In città entrambe le moto vanno bene, per erogazione dei motori (non strappano neanche viaggiando con un filo di gas) e raggio di sterzo. La Benelli ha un angolo leggermente superiore, mentre la SWM è più svelta tra le auto. In autostrada entrambe consentono di coprire centinaia di km in poco tempo stando comodi, ma la Benelli è migliore perché vibra meno, ha la sella più comoda (anche per l’eventuale passeggero) e protegge meglio dall’aria. Si tengono agevolmente i 140 km/h indicati (cui corrispondono, più o meno, 130 km/h effettivi). Sulla Benelli, a 140 indicati, corrispondono ben 7.600 giri di strumento, contro i 6.000 della SWM. Nonostante giri in alto, a questa velocità la pesarese consuma leggermente di meno, 19,5 km/litro contro 18,9. Nelle tratte successive, misto asfalto/fuoristrada, la TRK arriverà a percorrere 24 km/litro, contro i 22 della Superdual. Gli ultimi 40 km di statale per arrivare a Radda si sono svolti di notte, per cui abbiamo apprezzato l’impianto luminoso della SWM, che ha un buon abbagliante abbinato a faretti supplementari di serie che permettono di illuminare meglio i primi metri davanti alla ruota, cosa utile in fuoristrada, dove si va piano e si scruta con molta attenzione il fondo. La Benelli fa un’ottima luce in rettilineo, ma non in curva. Già nelle Langhe avevamo avuto modo di conoscere le profonde differenze tra le due moto, sia su asfalto, sia in sterrato. La SWM sembra una motardona non solo in confronto alla sorella RS, ma anche alla Benelli. Questa, di per sé, è piacevole se la si lascia scorrere, senza cambiare bruscamente direzione, mantenendo sempre il motore ai medi regimi e contrastando la tendenza ad allargare. La posizione rialzata e l’erogazione fluida permettono di gustarsi il paesaggio.

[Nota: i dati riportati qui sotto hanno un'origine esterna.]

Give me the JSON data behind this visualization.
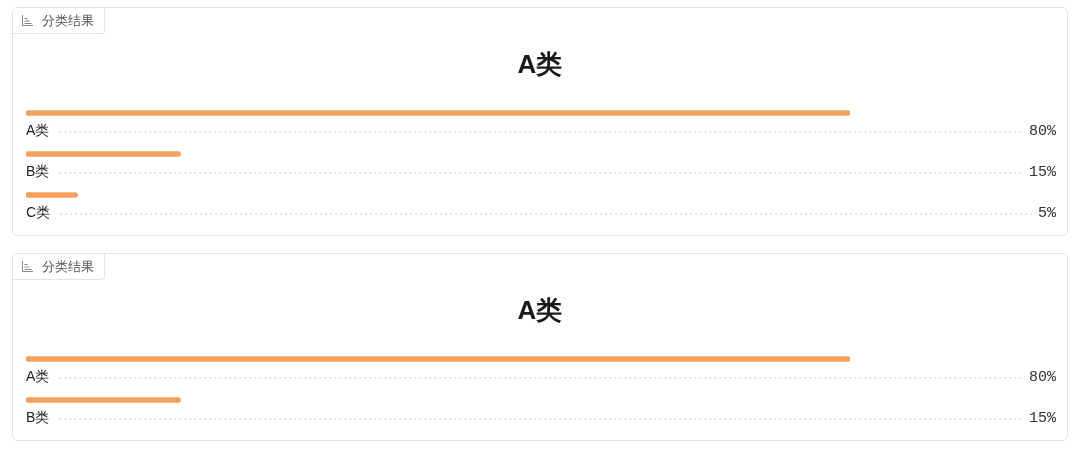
{
  "chart_data": [
    {
      "type": "bar",
      "orientation": "horizontal",
      "title": "A类",
      "annotations": [
        "分类结果"
      ],
      "categories": [
        "A类",
        "B类",
        "C类"
      ],
      "values": [
        80,
        15,
        5
      ],
      "value_labels": [
        "80%",
        "15%",
        "5%"
      ],
      "color": "#f4a05c",
      "tick_labels": "y",
      "grid": "y"
    },
    {
      "type": "bar",
      "orientation": "horizontal",
      "title": "A类",
      "annotations": [
        "分类结果"
      ],
      "categories": [
        "A类",
        "B类"
      ],
      "values": [
        80,
        15
      ],
      "value_labels": [
        "80%",
        "15%"
      ],
      "color": "#f4a05c",
      "tick_labels": "y",
      "grid": "y"
    }
  ]
}
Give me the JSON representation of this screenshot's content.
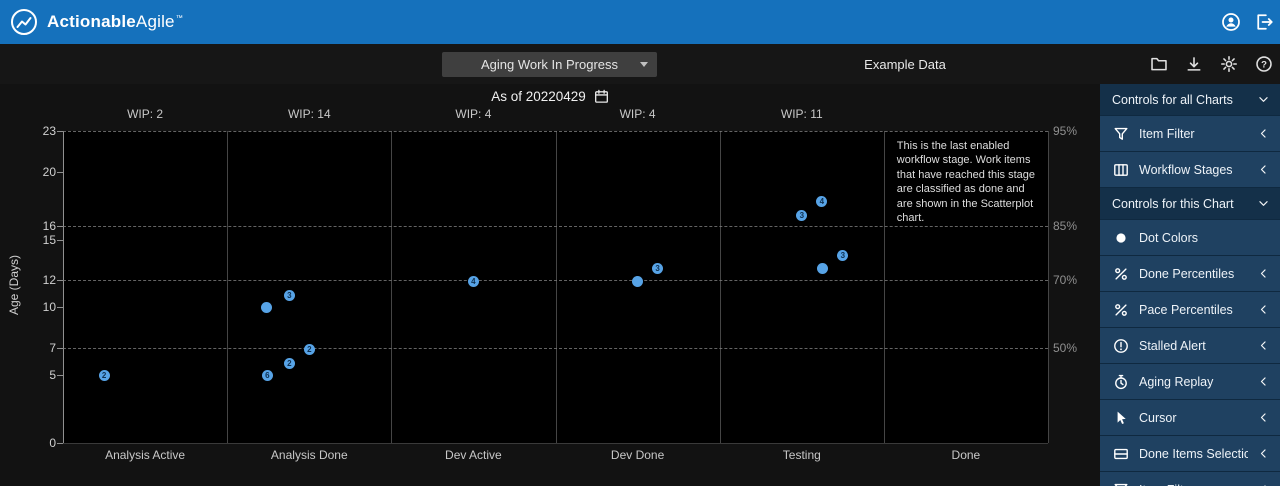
{
  "header": {
    "brand_bold": "Actionable",
    "brand_light": "Agile",
    "tm": "™"
  },
  "toolbar": {
    "chart_selector": "Aging Work In Progress",
    "example_data": "Example Data"
  },
  "date_bar": {
    "as_of": "As of 20220429"
  },
  "sidebar": {
    "items": [
      {
        "label": "Controls for all Charts",
        "type": "header",
        "chevron": "down"
      },
      {
        "label": "Item Filter",
        "icon": "filter",
        "chevron": "left"
      },
      {
        "label": "Workflow Stages",
        "icon": "columns",
        "chevron": "left"
      },
      {
        "label": "Controls for this Chart",
        "type": "header",
        "chevron": "down"
      },
      {
        "label": "Dot Colors",
        "icon": "dot",
        "chevron": null
      },
      {
        "label": "Done Percentiles",
        "icon": "percent",
        "chevron": "left"
      },
      {
        "label": "Pace Percentiles",
        "icon": "percent",
        "chevron": "left"
      },
      {
        "label": "Stalled Alert",
        "icon": "alert",
        "chevron": "left"
      },
      {
        "label": "Aging Replay",
        "icon": "replay",
        "chevron": "left"
      },
      {
        "label": "Cursor",
        "icon": "cursor",
        "chevron": "left"
      },
      {
        "label": "Done Items Selection",
        "icon": "selection",
        "chevron": "left"
      },
      {
        "label": "Item Filter",
        "icon": "filter",
        "chevron": "left",
        "partial": true
      }
    ]
  },
  "chart_data": {
    "type": "scatter",
    "title": "Aging Work In Progress",
    "ylabel": "Age (Days)",
    "ylim": [
      0,
      23
    ],
    "y_ticks": [
      23,
      20,
      16,
      15,
      12,
      10,
      7,
      5,
      0
    ],
    "grid": "dashed-percentile-lines",
    "percentiles": [
      {
        "label": "95%",
        "age": 23
      },
      {
        "label": "85%",
        "age": 16
      },
      {
        "label": "70%",
        "age": 12
      },
      {
        "label": "50%",
        "age": 7
      }
    ],
    "stages": [
      {
        "name": "Analysis Active",
        "wip": "WIP: 2"
      },
      {
        "name": "Analysis Done",
        "wip": "WIP: 14"
      },
      {
        "name": "Dev Active",
        "wip": "WIP: 4"
      },
      {
        "name": "Dev Done",
        "wip": "WIP: 4"
      },
      {
        "name": "Testing",
        "wip": "WIP: 11"
      },
      {
        "name": "Done",
        "wip": null,
        "annotation": "This is the last enabled workflow stage. Work items that have reached this stage are classified as done and are shown in the Scatterplot chart."
      }
    ],
    "points": [
      {
        "stage": "Analysis Active",
        "age": 5,
        "count": 2,
        "dx": -41
      },
      {
        "stage": "Analysis Done",
        "age": 10,
        "count": 1,
        "dx": -43
      },
      {
        "stage": "Analysis Done",
        "age": 10.9,
        "count": 3,
        "dx": -20
      },
      {
        "stage": "Analysis Done",
        "age": 6.9,
        "count": 2,
        "dx": 0
      },
      {
        "stage": "Analysis Done",
        "age": 5.9,
        "count": 2,
        "dx": -20
      },
      {
        "stage": "Analysis Done",
        "age": 5,
        "count": 6,
        "dx": -42
      },
      {
        "stage": "Dev Active",
        "age": 11.9,
        "count": 4,
        "dx": 0
      },
      {
        "stage": "Dev Done",
        "age": 11.9,
        "count": 1,
        "dx": 0
      },
      {
        "stage": "Dev Done",
        "age": 12.9,
        "count": 3,
        "dx": 20
      },
      {
        "stage": "Testing",
        "age": 16.8,
        "count": 3,
        "dx": 0
      },
      {
        "stage": "Testing",
        "age": 17.8,
        "count": 4,
        "dx": 20
      },
      {
        "stage": "Testing",
        "age": 13.8,
        "count": 3,
        "dx": 41
      },
      {
        "stage": "Testing",
        "age": 12.9,
        "count": 1,
        "dx": 21
      }
    ],
    "dot_color": "#57a3e6",
    "accent_blue": "#1571bc"
  }
}
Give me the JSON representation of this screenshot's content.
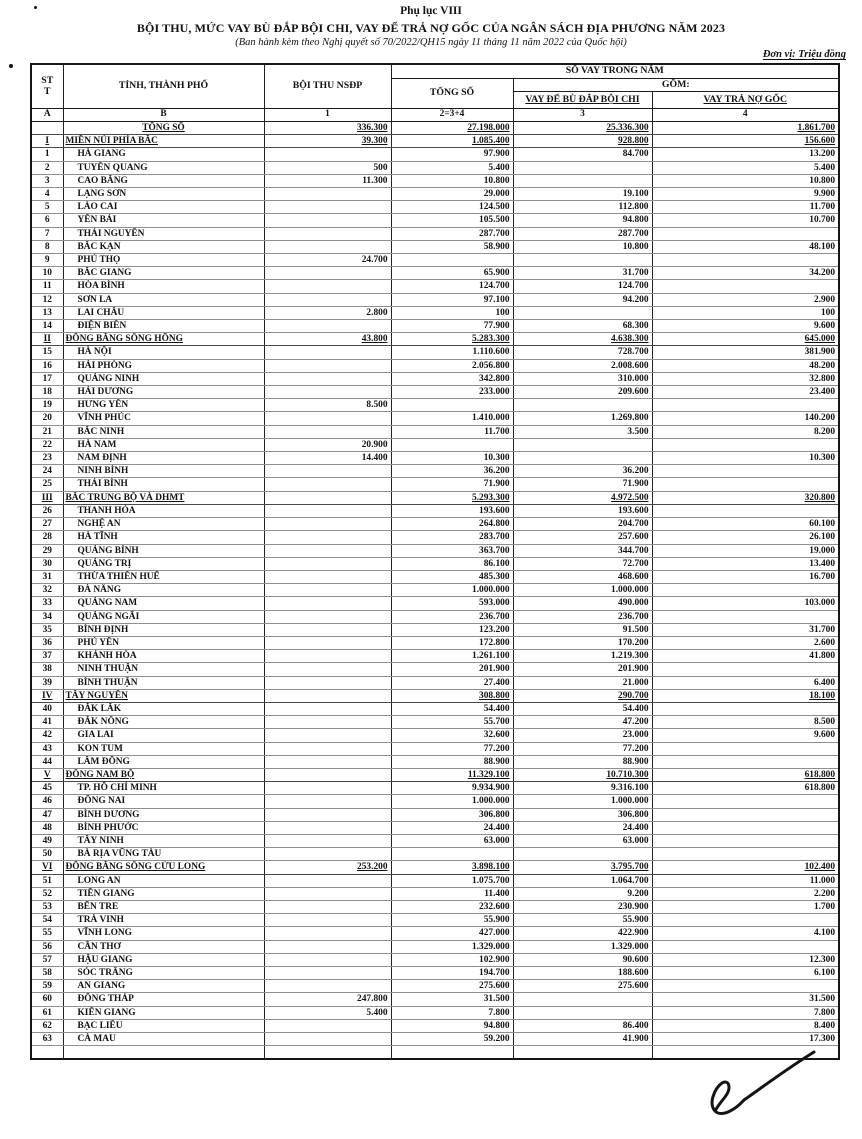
{
  "page": {
    "appendix_label": "Phụ lục VIII",
    "title": "BỘI THU, MỨC VAY BÙ ĐẮP BỘI CHI, VAY ĐỂ TRẢ NỢ GỐC CỦA NGÂN SÁCH ĐỊA PHƯƠNG NĂM 2023",
    "issuance_note": "(Ban hành kèm theo Nghị quyết số 70/2022/QH15 ngày 11 tháng 11 năm 2022 của Quốc hội)",
    "unit_label": "Đơn vị: Triệu đồng"
  },
  "table": {
    "headers": {
      "stt_line1": "ST",
      "stt_line2": "T",
      "province": "TỈNH, THÀNH PHỐ",
      "boi_thu_nsdp": "BỘI THU NSĐP",
      "so_vay_trong_nam": "SỐ VAY TRONG NĂM",
      "tong_so": "TỔNG SỐ",
      "gom": "GỒM:",
      "vay_bu_dap_boi_chi": "VAY ĐỂ BÙ ĐẮP BỘI CHI",
      "vay_tra_no_goc": "VAY TRẢ NỢ GỐC"
    },
    "index_row": [
      "A",
      "B",
      "1",
      "2=3+4",
      "3",
      "4"
    ],
    "columns": [
      "stt",
      "tinh_thanh_pho",
      "boi_thu_nsdp",
      "tong_so",
      "vay_de_bu_dap_boi_chi",
      "vay_tra_no_goc"
    ],
    "rows": [
      {
        "type": "total",
        "cells": [
          "",
          "TỔNG SỐ",
          "336.300",
          "27.198.000",
          "25.336.300",
          "1.861.700"
        ]
      },
      {
        "type": "region",
        "cells": [
          "I",
          "MIỀN NÚI PHÍA BẮC",
          "39.300",
          "1.085.400",
          "928.800",
          "156.600"
        ]
      },
      {
        "type": "province",
        "cells": [
          "1",
          "HÀ GIANG",
          "",
          "97.900",
          "84.700",
          "13.200"
        ]
      },
      {
        "type": "province",
        "cells": [
          "2",
          "TUYÊN QUANG",
          "500",
          "5.400",
          "",
          "5.400"
        ]
      },
      {
        "type": "province",
        "cells": [
          "3",
          "CAO BẰNG",
          "11.300",
          "10.800",
          "",
          "10.800"
        ]
      },
      {
        "type": "province",
        "cells": [
          "4",
          "LẠNG SƠN",
          "",
          "29.000",
          "19.100",
          "9.900"
        ]
      },
      {
        "type": "province",
        "cells": [
          "5",
          "LÀO CAI",
          "",
          "124.500",
          "112.800",
          "11.700"
        ]
      },
      {
        "type": "province",
        "cells": [
          "6",
          "YÊN BÁI",
          "",
          "105.500",
          "94.800",
          "10.700"
        ]
      },
      {
        "type": "province",
        "cells": [
          "7",
          "THÁI NGUYÊN",
          "",
          "287.700",
          "287.700",
          ""
        ]
      },
      {
        "type": "province",
        "cells": [
          "8",
          "BẮC KẠN",
          "",
          "58.900",
          "10.800",
          "48.100"
        ]
      },
      {
        "type": "province",
        "cells": [
          "9",
          "PHÚ THỌ",
          "24.700",
          "",
          "",
          ""
        ]
      },
      {
        "type": "province",
        "cells": [
          "10",
          "BẮC GIANG",
          "",
          "65.900",
          "31.700",
          "34.200"
        ]
      },
      {
        "type": "province",
        "cells": [
          "11",
          "HÒA BÌNH",
          "",
          "124.700",
          "124.700",
          ""
        ]
      },
      {
        "type": "province",
        "cells": [
          "12",
          "SƠN LA",
          "",
          "97.100",
          "94.200",
          "2.900"
        ]
      },
      {
        "type": "province",
        "cells": [
          "13",
          "LAI CHÂU",
          "2.800",
          "100",
          "",
          "100"
        ]
      },
      {
        "type": "province",
        "cells": [
          "14",
          "ĐIỆN BIÊN",
          "",
          "77.900",
          "68.300",
          "9.600"
        ]
      },
      {
        "type": "region",
        "cells": [
          "II",
          "ĐỒNG BẰNG SÔNG HỒNG",
          "43.800",
          "5.283.300",
          "4.638.300",
          "645.000"
        ]
      },
      {
        "type": "province",
        "cells": [
          "15",
          "HÀ NỘI",
          "",
          "1.110.600",
          "728.700",
          "381.900"
        ]
      },
      {
        "type": "province",
        "cells": [
          "16",
          "HẢI PHÒNG",
          "",
          "2.056.800",
          "2.008.600",
          "48.200"
        ]
      },
      {
        "type": "province",
        "cells": [
          "17",
          "QUẢNG NINH",
          "",
          "342.800",
          "310.000",
          "32.800"
        ]
      },
      {
        "type": "province",
        "cells": [
          "18",
          "HẢI DƯƠNG",
          "",
          "233.000",
          "209.600",
          "23.400"
        ]
      },
      {
        "type": "province",
        "cells": [
          "19",
          "HƯNG YÊN",
          "8.500",
          "",
          "",
          ""
        ]
      },
      {
        "type": "province",
        "cells": [
          "20",
          "VĨNH PHÚC",
          "",
          "1.410.000",
          "1.269.800",
          "140.200"
        ]
      },
      {
        "type": "province",
        "cells": [
          "21",
          "BẮC NINH",
          "",
          "11.700",
          "3.500",
          "8.200"
        ]
      },
      {
        "type": "province",
        "cells": [
          "22",
          "HÀ NAM",
          "20.900",
          "",
          "",
          ""
        ]
      },
      {
        "type": "province",
        "cells": [
          "23",
          "NAM ĐỊNH",
          "14.400",
          "10.300",
          "",
          "10.300"
        ]
      },
      {
        "type": "province",
        "cells": [
          "24",
          "NINH BÌNH",
          "",
          "36.200",
          "36.200",
          ""
        ]
      },
      {
        "type": "province",
        "cells": [
          "25",
          "THÁI BÌNH",
          "",
          "71.900",
          "71.900",
          ""
        ]
      },
      {
        "type": "region",
        "cells": [
          "III",
          "BẮC TRUNG BỘ VÀ DHMT",
          "",
          "5.293.300",
          "4.972.500",
          "320.800"
        ]
      },
      {
        "type": "province",
        "cells": [
          "26",
          "THANH HÓA",
          "",
          "193.600",
          "193.600",
          ""
        ]
      },
      {
        "type": "province",
        "cells": [
          "27",
          "NGHỆ AN",
          "",
          "264.800",
          "204.700",
          "60.100"
        ]
      },
      {
        "type": "province",
        "cells": [
          "28",
          "HÀ TĨNH",
          "",
          "283.700",
          "257.600",
          "26.100"
        ]
      },
      {
        "type": "province",
        "cells": [
          "29",
          "QUẢNG BÌNH",
          "",
          "363.700",
          "344.700",
          "19.000"
        ]
      },
      {
        "type": "province",
        "cells": [
          "30",
          "QUẢNG TRỊ",
          "",
          "86.100",
          "72.700",
          "13.400"
        ]
      },
      {
        "type": "province",
        "cells": [
          "31",
          "THỪA THIÊN HUẾ",
          "",
          "485.300",
          "468.600",
          "16.700"
        ]
      },
      {
        "type": "province",
        "cells": [
          "32",
          "ĐÀ NẴNG",
          "",
          "1.000.000",
          "1.000.000",
          ""
        ]
      },
      {
        "type": "province",
        "cells": [
          "33",
          "QUẢNG NAM",
          "",
          "593.000",
          "490.000",
          "103.000"
        ]
      },
      {
        "type": "province",
        "cells": [
          "34",
          "QUẢNG NGÃI",
          "",
          "236.700",
          "236.700",
          ""
        ]
      },
      {
        "type": "province",
        "cells": [
          "35",
          "BÌNH ĐỊNH",
          "",
          "123.200",
          "91.500",
          "31.700"
        ]
      },
      {
        "type": "province",
        "cells": [
          "36",
          "PHÚ YÊN",
          "",
          "172.800",
          "170.200",
          "2.600"
        ]
      },
      {
        "type": "province",
        "cells": [
          "37",
          "KHÁNH HÒA",
          "",
          "1.261.100",
          "1.219.300",
          "41.800"
        ]
      },
      {
        "type": "province",
        "cells": [
          "38",
          "NINH THUẬN",
          "",
          "201.900",
          "201.900",
          ""
        ]
      },
      {
        "type": "province",
        "cells": [
          "39",
          "BÌNH THUẬN",
          "",
          "27.400",
          "21.000",
          "6.400"
        ]
      },
      {
        "type": "region",
        "cells": [
          "IV",
          "TÂY NGUYÊN",
          "",
          "308.800",
          "290.700",
          "18.100"
        ]
      },
      {
        "type": "province",
        "cells": [
          "40",
          "ĐẮK LẮK",
          "",
          "54.400",
          "54.400",
          ""
        ]
      },
      {
        "type": "province",
        "cells": [
          "41",
          "ĐẮK NÔNG",
          "",
          "55.700",
          "47.200",
          "8.500"
        ]
      },
      {
        "type": "province",
        "cells": [
          "42",
          "GIA LAI",
          "",
          "32.600",
          "23.000",
          "9.600"
        ]
      },
      {
        "type": "province",
        "cells": [
          "43",
          "KON TUM",
          "",
          "77.200",
          "77.200",
          ""
        ]
      },
      {
        "type": "province",
        "cells": [
          "44",
          "LÂM ĐỒNG",
          "",
          "88.900",
          "88.900",
          ""
        ]
      },
      {
        "type": "region",
        "cells": [
          "V",
          "ĐÔNG NAM BỘ",
          "",
          "11.329.100",
          "10.710.300",
          "618.800"
        ]
      },
      {
        "type": "province",
        "cells": [
          "45",
          "TP. HỒ CHÍ MINH",
          "",
          "9.934.900",
          "9.316.100",
          "618.800"
        ]
      },
      {
        "type": "province",
        "cells": [
          "46",
          "ĐỒNG NAI",
          "",
          "1.000.000",
          "1.000.000",
          ""
        ]
      },
      {
        "type": "province",
        "cells": [
          "47",
          "BÌNH DƯƠNG",
          "",
          "306.800",
          "306.800",
          ""
        ]
      },
      {
        "type": "province",
        "cells": [
          "48",
          "BÌNH PHƯỚC",
          "",
          "24.400",
          "24.400",
          ""
        ]
      },
      {
        "type": "province",
        "cells": [
          "49",
          "TÂY NINH",
          "",
          "63.000",
          "63.000",
          ""
        ]
      },
      {
        "type": "province",
        "cells": [
          "50",
          "BÀ RỊA VŨNG TÀU",
          "",
          "",
          "",
          ""
        ]
      },
      {
        "type": "region",
        "cells": [
          "VI",
          "ĐỒNG BẰNG SÔNG CỬU LONG",
          "253.200",
          "3.898.100",
          "3.795.700",
          "102.400"
        ]
      },
      {
        "type": "province",
        "cells": [
          "51",
          "LONG AN",
          "",
          "1.075.700",
          "1.064.700",
          "11.000"
        ]
      },
      {
        "type": "province",
        "cells": [
          "52",
          "TIỀN GIANG",
          "",
          "11.400",
          "9.200",
          "2.200"
        ]
      },
      {
        "type": "province",
        "cells": [
          "53",
          "BẾN TRE",
          "",
          "232.600",
          "230.900",
          "1.700"
        ]
      },
      {
        "type": "province",
        "cells": [
          "54",
          "TRÀ VINH",
          "",
          "55.900",
          "55.900",
          ""
        ]
      },
      {
        "type": "province",
        "cells": [
          "55",
          "VĨNH LONG",
          "",
          "427.000",
          "422.900",
          "4.100"
        ]
      },
      {
        "type": "province",
        "cells": [
          "56",
          "CẦN THƠ",
          "",
          "1.329.000",
          "1.329.000",
          ""
        ]
      },
      {
        "type": "province",
        "cells": [
          "57",
          "HẬU GIANG",
          "",
          "102.900",
          "90.600",
          "12.300"
        ]
      },
      {
        "type": "province",
        "cells": [
          "58",
          "SÓC TRĂNG",
          "",
          "194.700",
          "188.600",
          "6.100"
        ]
      },
      {
        "type": "province",
        "cells": [
          "59",
          "AN GIANG",
          "",
          "275.600",
          "275.600",
          ""
        ]
      },
      {
        "type": "province",
        "cells": [
          "60",
          "ĐỒNG THÁP",
          "247.800",
          "31.500",
          "",
          "31.500"
        ]
      },
      {
        "type": "province",
        "cells": [
          "61",
          "KIÊN GIANG",
          "5.400",
          "7.800",
          "",
          "7.800"
        ]
      },
      {
        "type": "province",
        "cells": [
          "62",
          "BẠC LIÊU",
          "",
          "94.800",
          "86.400",
          "8.400"
        ]
      },
      {
        "type": "province",
        "cells": [
          "63",
          "CÀ MAU",
          "",
          "59.200",
          "41.900",
          "17.300"
        ]
      },
      {
        "type": "empty",
        "cells": [
          "",
          "",
          "",
          "",
          "",
          ""
        ]
      }
    ]
  }
}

Passando alla SWM, sulle prime si critica il nervosismo dello sterzo, poi si prende la mano e ci si rende conto che siamo su un altro pianeta. Non si prendono queste moto per fare le gare, chiaramente, ma è fisiologico essere più veloci con la moto brianzola, anche senza averne l’intenzione. Quanto al fuoristrada, verrebbe da pensare che la SWM massacri la Benelli, ma non è sempre così. La Superdual va decisamente meglio nella maggior parte delle situazioni, per i soliti motivi che abbiamo detto finora. Cioè, finché la sterrata è scorrevole non ci sono problemi con nessuna delle due. Hanno sospensioni morbide ed erogazioni fluide, ma il Classico alternava a sterrate facilissime tratti più enduristici, con enormi pozze fangose, salite ripide con ghiaia alta e una stupenda salita a gradini tondeggianti. Qui la Benelli non c’è piaciuta molto. Mentre la SWM trasmetteva sicurezza e tranquillità tipiche delle monocilindriche con DNA fuoristradistico, la TRK metteva a disagio, oltre ai motivi detti prima, a causa delle maggiori difficoltà nel toccare terra, del parabrezza che impone di guardare di lato e della forcella che va continuamente "a pacco": siamo caduti spesso con la TRK (senza rompere nulla, grazie ai tubi di protezione molto sporgenti, che vanta solo lei) e solo una volta con la SWM. Inoltre, quest'ultima ha più trazione (in entrambi i casi le moto erano dotate di gomme stradali Metzeler Tourance, senza tasselli) e un’erogazione molto più corposa ai bassi regimi. L'altra è dolcissima, ma le manca quella coppia che permette di affrontare certe salite, in fuoristrada, con un filo di gas, mantenendo un ottimo controllo della trazione, come invece è possibile con la Superdual, o con un’altra bicilindrica in linea a 360°, la BMW F 800 GS che, evidentemente, gode di quei 300 cc in più. Eppure ci sono delle situazioni in cui la bicilindrica pesarese ha la meglio. La prima riguarda la luce a terra, che è di 220 mm contro 180 mm. La SWM ha sospensioni con molta meno corsa, ma un motore più sviluppato in altezza. Quei 4 cm di differenza rispetto alla Benelli fan sì che, in alcuni passaggi, con la Superdual ci si pianti, mentre la pesarese passa. L’altro vantaggio a favore di questa è la frenata: non solo è più potente, ma ha anche un ABS molto meno invasivo (non si può escludere, davanti, su nessuna delle due). Inoltre, sulla SWM, il comodo tasto che permette di escludere l’ABS posteriormente ha smesso di funzionare.